Digging up old memories...another story

In the summer of '95, I changed jobs. For someone who goes through med management et al., this meant that I could:
  1. stay in the job that was driving me slowly over the edge...but get insurance coverage!
  2. change jobs and but pay for my own med management for a year until my "pre-existing clause" expired.
  3. change jobs, join the HMO for coverage, and be forced to change doctors. Start diagnosis and treatments all over again because "continuation of care" is not a phrase recognized by most HMO's. A foot is a foot with any doctor, a brain is a brain with any doctor, right?
I joined the HMO. A bad move in hindsight. Ah well.

The new doc "re-diagnosed me", took me off of the meds I was on, and put me on new meds. A WHOLE LOT of meds. Meds on top of meds. Whoo. I needed meds for my med side effects. It was more than a med cocktail, it was a MED BUFFET!
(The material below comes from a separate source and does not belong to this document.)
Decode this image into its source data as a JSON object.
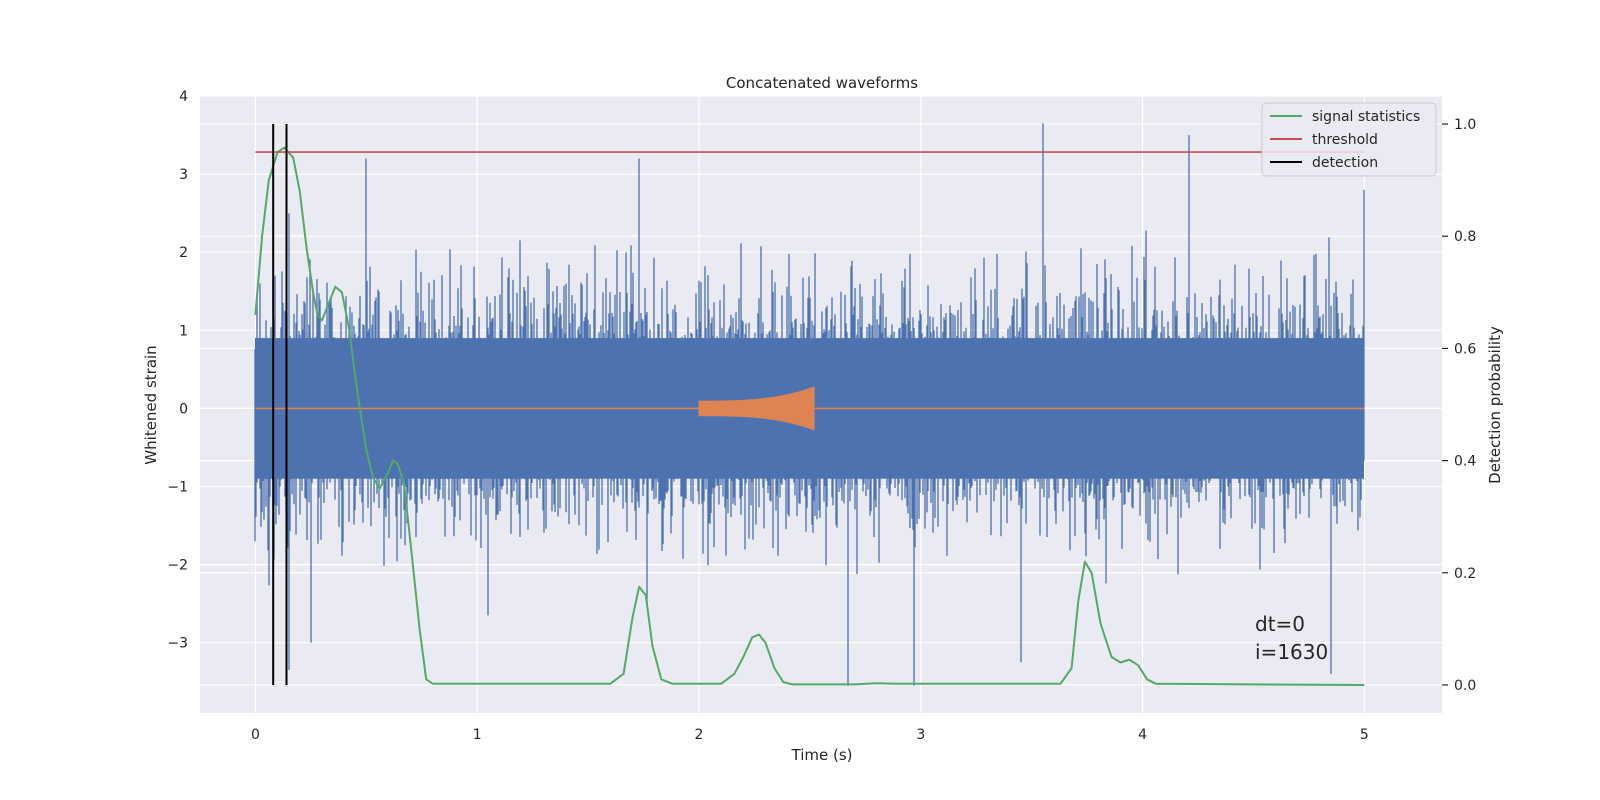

After many sleepless nights and hallucinating that I was seeing people walking through my living room, I decided enough was enough. I grabbed my purse, hailed a cab in my pajamas, and went to the ER. This did not actually happen in a straightforward manner, but I have little memory of it. I'm sure the cab driver is still recovering.

I sat there--waiting--in an Emergency Room in downtown Chicago--alone and out of it. I had been crying, I was in my pajamas, I hadn't showered or eaten in days. I was a graduate school student with a full time job and a nice apartment who was melting down in tiny scattered droplets of mental mercury all over the floor.

I remember only one thing from my wait there.

Some guy two chairs away tried to get my phone number for a date.

Now, I am not gorgeous. And certainly not so with greasy hair, glasses, a thousand-mile stare, bad breath, all teary and mucus-slimed, and wearing sweats. If I had been less out of it, I would have smacked this guy upside the head with my purse. After I stared at him, he just got up and WALKED OUT! He didn't need to be there! He was actually cruising the ER!

What WHACKED A** FETISH do you have to have to be JONESIN' for some EMERGENCY ROOM PATIENT???!!! This is weirder than feet. This is more pathetic than getting stomped on by some chick in high heels.

And that guy? A helluva lot crazier than me, if you ask my opinion.

He probably works for an HMO.


At 12:56 PM, Blogger EJ said...

You know...you have a fantastic way of writing about these horrific, life scarring events and still cracking us all up. Here I was ready to be in tears with you over this horrible doctor and by the end in I was in tears laughing....You are so awesome!